Komitee-Stimmen Folge 17: Bruno Sidler

Unter dem Titel Komitee-Stimmen äussern sich in diesem Blog Mitglieder des Komitees Weltoffenes Zürich regelmässig zu Themen, die wichtig sind für den Standort und dessen Anbindung an die Welt. Aktuell fragen wir nach bei Bruno Sidler, Logistikexperte und selbstständiger Unternehmer. Die Rubrik ist auch Teil des monatlich erscheinenden Newsletters des Komitees, der über diesen Link abonniert werden kann. Vielen Dank für das Interesse!

Herr Sidler, Sie engagieren sich als Mitglied des Komitees Weltoffenes Zürich. Was motiviert Sie zu diesem Engagement?

Ich bin seit bald 40 Jahren in der globalen Luftfracht engagiert und ich weiss um die Bedeutung der zivilen Luftfahrt und der damit verbundenen Infrastruktur. Der Flughafen Zürich mit seinen internationalen Anbindungen ist für das Funktionieren des Wirtschaftsstandortes Zürich, ja der ganzen Schweiz, unabdingbar und es ist mir ein persönliches Anliegen mitzuhelfen, dass diese Botschaft immer wieder beim Volk und insbesondere den politischen Entscheidungsträgerinnen und Entscheidungsträgern ankommt.

Das Mission Statement des Komitees ist der Einsatz für die gute globale Verkehrsanbindung des Standorts Zürich. Warum ist die gute internationale Vernetzung wichtig?

Ohne die zahlreichen direkten Anbindungen würden viele Unternehmungen, insbesondere internationale Konzerne, den Standort Zürich oder Zug hinterfragen - und nicht wenige würden abwandern.

Sie waren Chef des Logistikkonzerns Panalpina, später führten Sie das operative Geschäft des Handelskonzern DKSH. Die Luftfracht boomte nun in der Coronakrise – wie wichtig und wie volkswirtschaftlich bedeutsam dieser Bereich ist, wurde vielen erst in der Krise so richtig bewusst. Oder wie nehmen Sie das wahr?

Das reibungslose Funktionieren der Lieferketten wurde über Jahrzehnte als gegeben hingenommen. Während der Coronakrise wurde der breiten Masse zum ersten Mal so richtig bewusst, wie abhängig die Wirtschaft von diesem Bereich ist. Die Luftfracht ist gerade für Güter mit einer hohen Wertschöpfung zentral, man denke nur an die Bedeutung des Pharmasektors in unserem Land. Zudem waren es mitunter die weiterhin generierten hohen Umsätze der Luftfracht, die das Überleben mancher Airline während der Krise sicherten.

Die Lieferketten bleiben ein grosses Problem. Wie sehen die Perspektiven, wird das Rad der Globalisierung zurückgedreht?
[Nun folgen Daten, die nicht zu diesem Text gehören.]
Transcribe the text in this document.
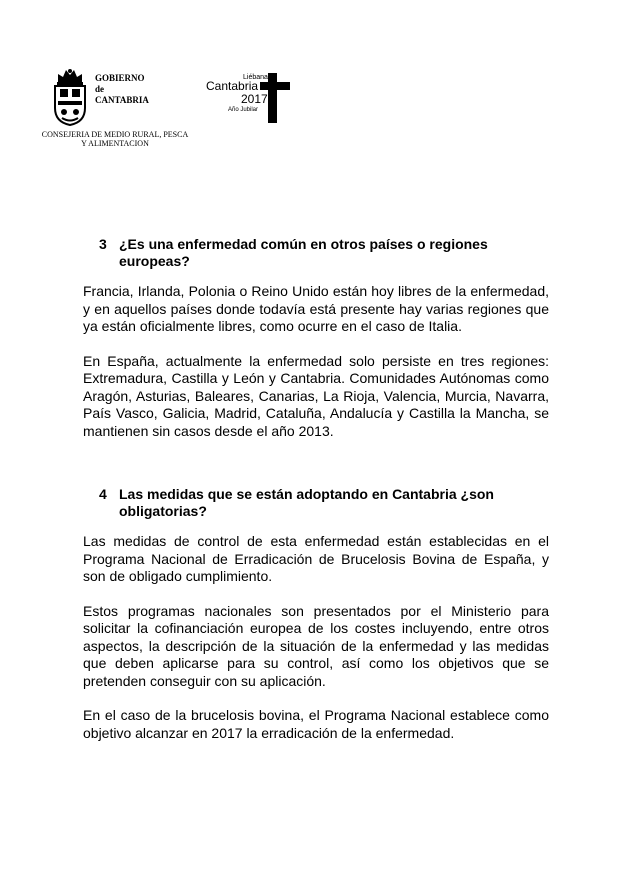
GOBIERNO
de
CANTABRIA
CONSEJERIA DE MEDIO RURAL, PESCA
Y ALIMENTACION
Liébana
Cantabria
2017
Año Jubilar
3 ¿Es una enfermedad común en otros países o regiones europeas?

Francia, Irlanda, Polonia o Reino Unido están hoy libres de la enfermedad, y en aquellos países donde todavía está presente hay varias regiones que ya están oficialmente libres, como ocurre en el caso de Italia.

En España, actualmente la enfermedad solo persiste en tres regiones: Extremadura, Castilla y León y Cantabria. Comunidades Autónomas como Aragón, Asturias, Baleares, Canarias, La Rioja, Valencia, Murcia, Navarra, País Vasco, Galicia, Madrid, Cataluña, Andalucía y Castilla la Mancha, se mantienen sin casos desde el año 2013.

4 Las medidas que se están adoptando en Cantabria ¿son obligatorias?

Las medidas de control de esta enfermedad están establecidas en el Programa Nacional de Erradicación de Brucelosis Bovina de España, y son de obligado cumplimiento.

Estos programas nacionales son presentados por el Ministerio para solicitar la cofinanciación europea de los costes incluyendo, entre otros aspectos, la descripción de la situación de la enfermedad y las medidas que deben aplicarse para su control, así como los objetivos que se pretenden conseguir con su aplicación.

En el caso de la brucelosis bovina, el Programa Nacional establece como objetivo alcanzar en 2017 la erradicación de la enfermedad.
Die Lieferketten werden sich in den nächsten sechs bis zwölf Monate stabilisieren. Die Globalisierung wird mit Bestimmtheit nicht rückgängig gemacht, die internationale Arbeitsteilung ist ein Muss, um konkurrenzfähig zu bleiben, und ich kenne kein effektiveres Mittel, um die Länder der Dritten Welt aus ihrer Armut zu befreien. Um besser gewappnet zu sein, werden sich die durchschnittlichen Lagerbestände erhöhen, zudem wird die Produktion von bestimmten Schlüsselgütern- und Komponenten wieder zurückgeholt. Die anhaltenden Probleme in der Verfügbarkeit von Halbleitern haben brutal aufgezeigt, wie abhängig wir von Asien, speziell Taiwan sind. Hier wird bereits kräftig Gegensteuer gegeben.

Wird die Luftfracht ihre wichtige Stellung behaupten können?

Die Luftfracht ist für hochwertige oder verderbliche Güter oft die einzige sinnvolle Transportart - das wird auch so bleiben. Neben der verfügbaren Kapazität auf den Passagiermaschinen braucht es auch eine robuste Kapazität auf reinen Frachtmaschinen. Gerade diese haben während der Coronakrise eine überragende Rolle gespielt.

Und eine persönliche Frage: Welche sind die wichtigsten Erkenntnisse, die Sie aus den zwei zurückliegenden Pandemie-Jahren mitnehmen?

Ich bin von Natur aus ein Mensch, der versucht, alles zu planen. Während der Pandemie war das schlicht und einfach nicht möglich. Ich habe nicht nur gelernt, damit umzugehen - ich werde in Zukunft die Dinge etwas lockerer angehen.